I think you probably need to check your data (images). You don't need to convert the format to object.

ngun7 commented 2 years ago

During inference, image size is being reduced to (512,384) with maximum_positional_encoding size of 193. Here, I want to train a model with bigger images so that I don't have to downsample during prediction. During splitting, I resized koniq_normal & koniq_small images to (1024,768) and set maximum positional encoding to 769. Do you think this might be the issue?https://github.com/junyongyou/triq/blob/5a0a79714dd9e1aeb17cfe8430e33d38e16f3187/src/databases/random_split_imageset.py#L16

junyongyou commented 2 years ago

Hi, I don't think that matters. I meant that you need to check your data. Because the model has already been trained for 170 steps without any problems, and then the generator throws an error of data conversion. I would guess something wrong with an image data at the 171st step. So you can try to only run the generator on the images, and see if you can get the correct data at all steps.

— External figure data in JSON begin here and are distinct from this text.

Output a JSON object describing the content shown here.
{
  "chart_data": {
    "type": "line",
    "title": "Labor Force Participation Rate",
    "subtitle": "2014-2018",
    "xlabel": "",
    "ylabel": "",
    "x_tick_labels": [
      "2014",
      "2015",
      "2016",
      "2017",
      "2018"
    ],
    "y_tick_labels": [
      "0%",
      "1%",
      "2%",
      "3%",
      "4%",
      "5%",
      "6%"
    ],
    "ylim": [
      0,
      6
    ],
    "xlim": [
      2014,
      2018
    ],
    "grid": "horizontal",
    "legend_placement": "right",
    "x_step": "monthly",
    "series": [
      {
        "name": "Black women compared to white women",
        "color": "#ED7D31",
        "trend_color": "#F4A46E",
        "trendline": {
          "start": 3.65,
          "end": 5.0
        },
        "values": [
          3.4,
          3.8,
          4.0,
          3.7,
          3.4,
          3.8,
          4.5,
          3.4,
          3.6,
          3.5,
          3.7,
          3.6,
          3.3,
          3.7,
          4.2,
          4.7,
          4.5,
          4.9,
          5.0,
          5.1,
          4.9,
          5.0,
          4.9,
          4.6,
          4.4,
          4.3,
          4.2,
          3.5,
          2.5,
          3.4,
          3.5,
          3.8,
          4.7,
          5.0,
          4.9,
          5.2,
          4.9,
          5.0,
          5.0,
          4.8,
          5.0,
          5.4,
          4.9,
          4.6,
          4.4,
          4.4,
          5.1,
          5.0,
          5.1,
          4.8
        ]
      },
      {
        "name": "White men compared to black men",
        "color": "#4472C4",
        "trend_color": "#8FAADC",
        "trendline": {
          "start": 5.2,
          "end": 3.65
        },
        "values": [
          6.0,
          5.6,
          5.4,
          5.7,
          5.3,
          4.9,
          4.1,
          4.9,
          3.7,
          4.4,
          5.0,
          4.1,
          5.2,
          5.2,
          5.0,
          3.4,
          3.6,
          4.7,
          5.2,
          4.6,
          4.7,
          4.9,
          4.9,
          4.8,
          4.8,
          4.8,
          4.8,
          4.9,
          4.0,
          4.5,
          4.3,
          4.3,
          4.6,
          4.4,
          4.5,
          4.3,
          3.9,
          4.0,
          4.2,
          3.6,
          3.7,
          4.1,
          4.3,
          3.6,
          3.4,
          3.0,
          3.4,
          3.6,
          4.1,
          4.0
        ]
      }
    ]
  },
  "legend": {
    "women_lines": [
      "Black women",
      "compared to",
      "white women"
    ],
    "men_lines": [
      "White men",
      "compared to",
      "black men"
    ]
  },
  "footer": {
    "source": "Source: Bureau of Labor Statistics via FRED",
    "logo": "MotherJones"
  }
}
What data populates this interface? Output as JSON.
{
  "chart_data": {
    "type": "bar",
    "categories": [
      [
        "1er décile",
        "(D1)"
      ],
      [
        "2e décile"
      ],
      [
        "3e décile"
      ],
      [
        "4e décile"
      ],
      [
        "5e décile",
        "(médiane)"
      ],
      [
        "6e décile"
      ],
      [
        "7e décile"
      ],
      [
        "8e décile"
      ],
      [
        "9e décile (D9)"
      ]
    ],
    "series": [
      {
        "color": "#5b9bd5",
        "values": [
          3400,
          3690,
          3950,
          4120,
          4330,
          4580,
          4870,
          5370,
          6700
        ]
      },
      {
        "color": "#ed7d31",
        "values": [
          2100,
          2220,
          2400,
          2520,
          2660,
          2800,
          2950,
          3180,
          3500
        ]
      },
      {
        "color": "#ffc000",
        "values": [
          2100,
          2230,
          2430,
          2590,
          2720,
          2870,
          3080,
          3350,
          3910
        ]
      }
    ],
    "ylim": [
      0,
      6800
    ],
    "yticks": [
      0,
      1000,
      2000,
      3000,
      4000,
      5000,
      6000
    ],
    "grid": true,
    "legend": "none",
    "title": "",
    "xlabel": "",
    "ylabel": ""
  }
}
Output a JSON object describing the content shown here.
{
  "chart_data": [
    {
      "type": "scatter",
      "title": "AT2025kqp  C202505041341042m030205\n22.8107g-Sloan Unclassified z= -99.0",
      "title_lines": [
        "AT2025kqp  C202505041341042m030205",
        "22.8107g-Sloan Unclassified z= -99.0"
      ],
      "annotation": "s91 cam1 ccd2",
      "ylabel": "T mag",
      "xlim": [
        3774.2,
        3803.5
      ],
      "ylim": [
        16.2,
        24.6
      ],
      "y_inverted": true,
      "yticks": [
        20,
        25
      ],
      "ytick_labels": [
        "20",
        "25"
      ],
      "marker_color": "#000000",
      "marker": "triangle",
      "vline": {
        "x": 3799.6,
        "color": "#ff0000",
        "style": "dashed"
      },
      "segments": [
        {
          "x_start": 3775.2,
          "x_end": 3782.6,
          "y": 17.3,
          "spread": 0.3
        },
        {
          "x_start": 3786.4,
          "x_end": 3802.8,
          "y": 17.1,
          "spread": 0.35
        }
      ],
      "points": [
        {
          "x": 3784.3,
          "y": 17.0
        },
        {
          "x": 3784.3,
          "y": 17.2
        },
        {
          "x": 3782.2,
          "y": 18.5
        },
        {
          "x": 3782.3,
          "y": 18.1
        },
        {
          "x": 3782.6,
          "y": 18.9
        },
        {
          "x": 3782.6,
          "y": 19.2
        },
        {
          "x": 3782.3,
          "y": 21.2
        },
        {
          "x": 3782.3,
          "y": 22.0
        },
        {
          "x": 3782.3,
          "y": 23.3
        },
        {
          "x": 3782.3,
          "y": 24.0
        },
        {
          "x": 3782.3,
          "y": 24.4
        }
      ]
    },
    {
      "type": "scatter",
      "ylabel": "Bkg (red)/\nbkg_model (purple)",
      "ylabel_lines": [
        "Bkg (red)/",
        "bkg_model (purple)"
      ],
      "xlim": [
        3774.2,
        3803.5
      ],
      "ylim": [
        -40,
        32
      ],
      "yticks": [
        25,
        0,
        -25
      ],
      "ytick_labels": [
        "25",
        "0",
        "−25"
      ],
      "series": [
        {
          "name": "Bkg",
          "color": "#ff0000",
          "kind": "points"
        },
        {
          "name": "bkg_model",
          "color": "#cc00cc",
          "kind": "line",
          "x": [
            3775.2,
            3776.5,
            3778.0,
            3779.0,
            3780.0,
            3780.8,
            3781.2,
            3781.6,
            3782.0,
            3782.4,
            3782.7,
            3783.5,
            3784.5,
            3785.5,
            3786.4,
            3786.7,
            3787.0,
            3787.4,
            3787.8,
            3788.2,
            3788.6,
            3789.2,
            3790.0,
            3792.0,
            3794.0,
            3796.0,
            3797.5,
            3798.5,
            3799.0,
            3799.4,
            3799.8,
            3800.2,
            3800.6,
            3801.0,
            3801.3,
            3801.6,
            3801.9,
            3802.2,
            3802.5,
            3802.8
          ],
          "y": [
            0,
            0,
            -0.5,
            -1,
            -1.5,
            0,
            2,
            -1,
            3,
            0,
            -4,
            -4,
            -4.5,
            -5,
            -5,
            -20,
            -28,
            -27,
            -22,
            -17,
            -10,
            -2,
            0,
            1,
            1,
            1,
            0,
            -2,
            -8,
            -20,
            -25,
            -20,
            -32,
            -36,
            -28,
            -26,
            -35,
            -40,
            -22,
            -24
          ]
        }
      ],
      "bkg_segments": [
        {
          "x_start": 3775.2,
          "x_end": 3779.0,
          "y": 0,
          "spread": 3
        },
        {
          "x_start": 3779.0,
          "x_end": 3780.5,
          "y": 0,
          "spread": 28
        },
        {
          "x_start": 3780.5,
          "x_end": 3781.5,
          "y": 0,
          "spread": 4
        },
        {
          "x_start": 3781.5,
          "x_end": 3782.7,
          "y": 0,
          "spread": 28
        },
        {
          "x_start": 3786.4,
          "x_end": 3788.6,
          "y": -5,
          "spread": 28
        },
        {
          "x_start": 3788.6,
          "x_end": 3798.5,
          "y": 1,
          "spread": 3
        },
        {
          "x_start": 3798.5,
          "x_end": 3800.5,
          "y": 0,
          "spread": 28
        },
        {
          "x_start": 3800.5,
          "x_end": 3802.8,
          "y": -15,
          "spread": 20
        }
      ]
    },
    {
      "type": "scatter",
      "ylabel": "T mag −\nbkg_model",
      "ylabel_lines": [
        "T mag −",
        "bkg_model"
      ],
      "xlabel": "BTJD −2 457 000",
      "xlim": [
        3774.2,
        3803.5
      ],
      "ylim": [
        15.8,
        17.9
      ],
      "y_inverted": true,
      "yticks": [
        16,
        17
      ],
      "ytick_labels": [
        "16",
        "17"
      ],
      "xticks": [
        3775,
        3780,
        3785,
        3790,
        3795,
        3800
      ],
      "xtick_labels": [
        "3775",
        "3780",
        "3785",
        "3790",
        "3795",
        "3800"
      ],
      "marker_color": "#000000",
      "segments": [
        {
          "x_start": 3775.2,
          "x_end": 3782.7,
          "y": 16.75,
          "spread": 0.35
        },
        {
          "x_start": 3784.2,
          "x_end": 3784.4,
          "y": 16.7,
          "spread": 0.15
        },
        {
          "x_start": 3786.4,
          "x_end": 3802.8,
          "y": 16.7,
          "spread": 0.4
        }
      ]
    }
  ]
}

ngun7 commented 2 years ago

Hello @junyongyou, thanks for the reply. I checked the data(even tried with a single dataset koniq_normal) and everything seems fine. More than generator error, script stops with "val_loss" key error. This happens all the time after running for few steps in an epoch. Attaching screenshot:

junyongyou commented 2 years ago

Hi, I have just downloaded the code and tried to train for a couple of epochs, and everything was fine. I really don't know what your problem is from. My current TF version 2.5.1. Maybe check your TF?